Hanno quindi inizio i negoziati, che si protraggono fino al marzo dell’anno successivo, quando verrà firmato il compromesso d’accordo. La lentezza delle trattative è determinata da due fattori. Da un lato BLMC sa bene di essere l’unico possibile acquirente, quindi punta a far crescere quel senso d’incertezza che consente maggiori margini di trattativa sul prezzo (forte anche della posizione di superiorità che le garantiscono le numerose lacune nel contratto di fornitura che la lega alla Innocenti). D’altra parte gli inglesi si erano sempre disinteressati della Innocenti, nonostante le due aziende fossero legate dai contratti per la produzione di vetture su licenza. Si rende quindi necessario un approfondito studio della situazione finanziaria della Innocenti, complicato dal fatto che dall’inizio della produzione automobilistica l’azienda si era sempre autofinanziata ed era dunque sconosciuta alle banche.

Il 6 maggio 1972 la Innocenti Autoveicoli comunica l’acquisizione del pacchetto azionario da parte di BLMC. Il nome dell’azienda cambia in “Innocenti Leyland” e Mr. Geoffrey Robinson, dopo essersi distinto per l’abilità nella conduzione delle trattative, ne diventa l’amministratore delegato.

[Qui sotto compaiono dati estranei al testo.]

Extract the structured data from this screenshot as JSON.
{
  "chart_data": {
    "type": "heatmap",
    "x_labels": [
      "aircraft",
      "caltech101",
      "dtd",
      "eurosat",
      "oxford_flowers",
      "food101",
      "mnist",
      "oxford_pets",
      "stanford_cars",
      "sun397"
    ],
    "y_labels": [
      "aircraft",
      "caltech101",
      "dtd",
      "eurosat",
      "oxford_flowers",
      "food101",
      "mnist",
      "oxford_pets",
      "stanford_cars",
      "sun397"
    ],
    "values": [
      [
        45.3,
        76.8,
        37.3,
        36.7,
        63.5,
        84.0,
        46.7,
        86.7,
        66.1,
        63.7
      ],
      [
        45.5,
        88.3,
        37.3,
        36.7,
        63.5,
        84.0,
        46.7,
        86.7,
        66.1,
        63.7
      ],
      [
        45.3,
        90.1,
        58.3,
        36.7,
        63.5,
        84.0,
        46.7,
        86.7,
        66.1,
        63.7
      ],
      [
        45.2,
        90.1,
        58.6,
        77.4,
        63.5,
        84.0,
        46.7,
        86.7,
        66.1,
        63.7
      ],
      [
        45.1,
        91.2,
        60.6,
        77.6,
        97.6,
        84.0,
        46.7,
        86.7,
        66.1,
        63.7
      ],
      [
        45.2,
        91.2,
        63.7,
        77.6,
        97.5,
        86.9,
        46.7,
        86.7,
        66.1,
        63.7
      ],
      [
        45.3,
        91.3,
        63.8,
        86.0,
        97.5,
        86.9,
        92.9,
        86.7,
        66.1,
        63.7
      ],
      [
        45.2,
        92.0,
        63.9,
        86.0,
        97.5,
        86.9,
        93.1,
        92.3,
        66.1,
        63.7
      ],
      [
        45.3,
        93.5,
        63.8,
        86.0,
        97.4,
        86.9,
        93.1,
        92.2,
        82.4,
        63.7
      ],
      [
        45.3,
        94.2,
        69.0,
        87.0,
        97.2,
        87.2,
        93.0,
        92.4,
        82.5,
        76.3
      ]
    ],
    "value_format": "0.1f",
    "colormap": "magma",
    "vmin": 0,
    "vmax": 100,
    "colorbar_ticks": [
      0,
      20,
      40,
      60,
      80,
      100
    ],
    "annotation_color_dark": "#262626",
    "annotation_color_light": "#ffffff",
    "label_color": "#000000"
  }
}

I nuovi piani industriali non convincono

La Innocenti Leyland appronta da subito un piano di incremento produttivo per raggiungere le 75000 Mini annue, attraverso l’estensione delle linee di montaggio. Alla fine dell’anno Robinson presenta un programma d’espansione che prevede l’esportazione delle Mini Innocenti in Francia, Belgio, Svizzera e Olanda e l’assemblaggio negli stabilimenti di Lambrate di una nuova berlina, la Regent (ovvero la versione italiana della Austin Allegro). Secondo questo piano gli stabilimenti Innocenti avrebbero dovuto raggiungere una produttività di 110000 vetture all’anno. Si prevede inoltre la produzione di una nuova utilitaria, con meccanica Mini ma il cui stile viene ripreso dai prototipi che erano stati commissionati a Bertone alla fine degli anni ‘60.Regent Tropea

Il piano suscita subito qualche perplessità, perché non contempla un sostanziale ammodernamento degli impianti (già obsoleti ai tempi delle loro costruzione nel 1960), ma solamente il loro ampliamento. Già con l’incremento produttivo della Mini si evidenziano le criticità di questo approccio, soprattutto per quanto riguarda gli impianti di verniciatura. Il loro ampliamento, oltre a rendere altamente nocivo l’ambiente di lavoro per gli operai, determina un significativo aumento degli scarti. Queste criticità raggiungono il limite della sostenibilità alla fine del ’73, quando inizia la produzione della Regent.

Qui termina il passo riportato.